Em cooperação com outras instituições, a exemplo da Universidade Federal Rural de Pernambuco, estão sendo realizados trabalhos na área dos marcadores moleculares para o estudo das diversidades genéticas da espécie. O Insa, atualmente, está realizando um trabalho de aproximação com os criadores da raça, no intuito de desenvolver uma melhor preservação.

Conservação

De acordo com a pesquisadora bolsista do Insa, Patricy de Andrade Salles, a permanência da existência da raça depende da ação dos criadores. Ela reconhece a importância do trabalho que está sendo realizado na luta contra a extinção do cavalo Nordestino, principalmente na região do Cariri.
“Eu falo que a conservação dos nossos animais não seria possível sem a iniciativa dos criadores. A conservação da raça parte deles”, disse.

Apesar de haver uma população equina impossível de ser contabilizada e relativamente grande, existe apenas a recente Associação Equestre e de Preservação do Cavalo Nordestino (AEPCN), que atualmente está conferindo o registro genealógico. Em um ano, a instituição registrou que existem apenas 16 exemplares de cavalos nordestinos que atendem aos padrões genealógicos da raça. Mas o dado não é oficial, pois, o controle zootécnico dos animais é feito junto ao Ministério da Agricultura e Pecuária. Outra instituição que atuou desde 1974 a 1990 no amparo à raça foi a Associação Nacional de Criadores do Cavalo Nordestino, em Recife, porém, o órgão está sendo reformado.

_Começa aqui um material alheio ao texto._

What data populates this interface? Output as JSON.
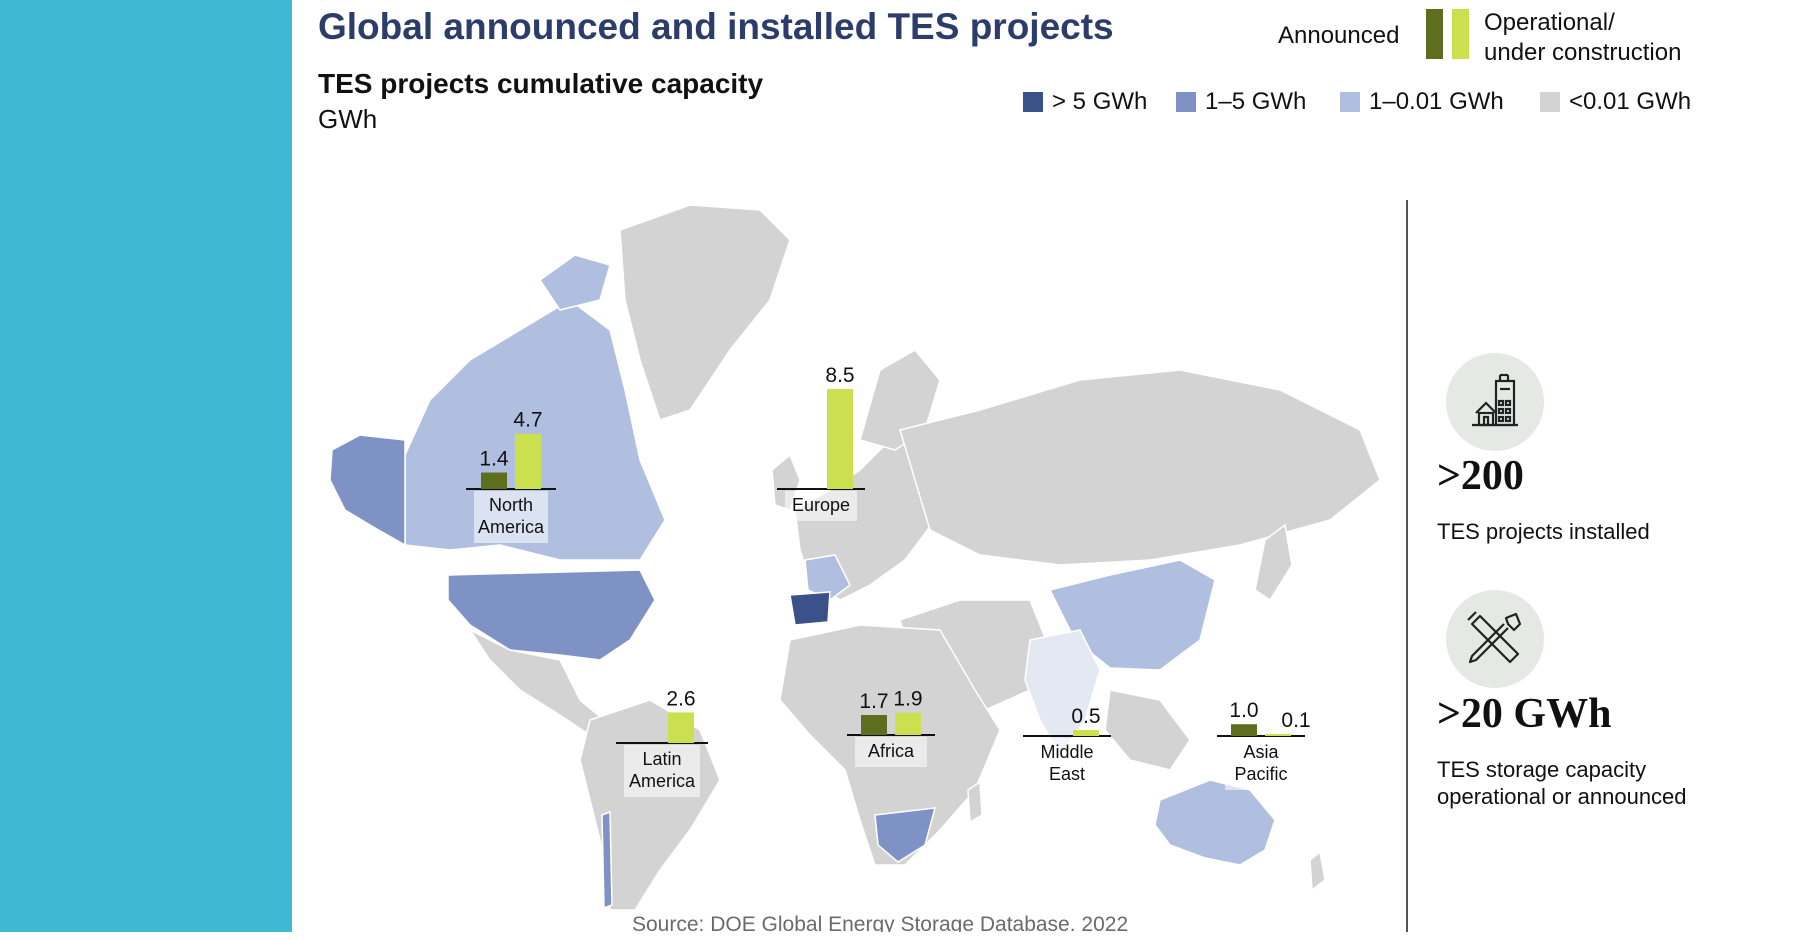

Segundo o técnico em agropecuária, Luiz Kleber Soares Machado, a luta pela preservação, valorização e resgate desta raça se arrasta há 10 anos. Tudo o que as associações e instituições ligadas a estudos e criação da raça querem é salvar o cavalo Nordestino da extinção e conservar o patrimônio genético deste tipo nativo. Para o técnico, será um desafio encontrar os padrões perfeitos dos animais da raça. “São muitas décadas de seleção animal para encontrar a homozigose. Estamos começando um trabalho com base nas características fenotípicas.
Será um desafio selecionar animais com uma raça que se encontra em completo e extremo abandono”, afirma.
Os animais desta raça são multifuncionais e têm facilidade de habitar terrenos espinhosos e pedregosos sem sequer apresentar cansaço, os cavalos da raça são capazes de percorrer até 70 quilômetros diários. Além da docilidade nata, os cavalos Nordestinos detêm uma inteligência que cativa os seus criadores. Suas
características comportamentais são a sobriedade, rigidez de músculos, rusticidade, que fazem do animal um herói adequado às intempéries. Já as físicas são definidas pelo porte médio, com 1,30 metros de altura bem proporcionado, leve, musculatura definida e forte, cabeça pequena larga na frente, ganachas afastadas, perfil retilíneo a subconvexo, pescoço de comprimento médio, piramidal e bem implantado.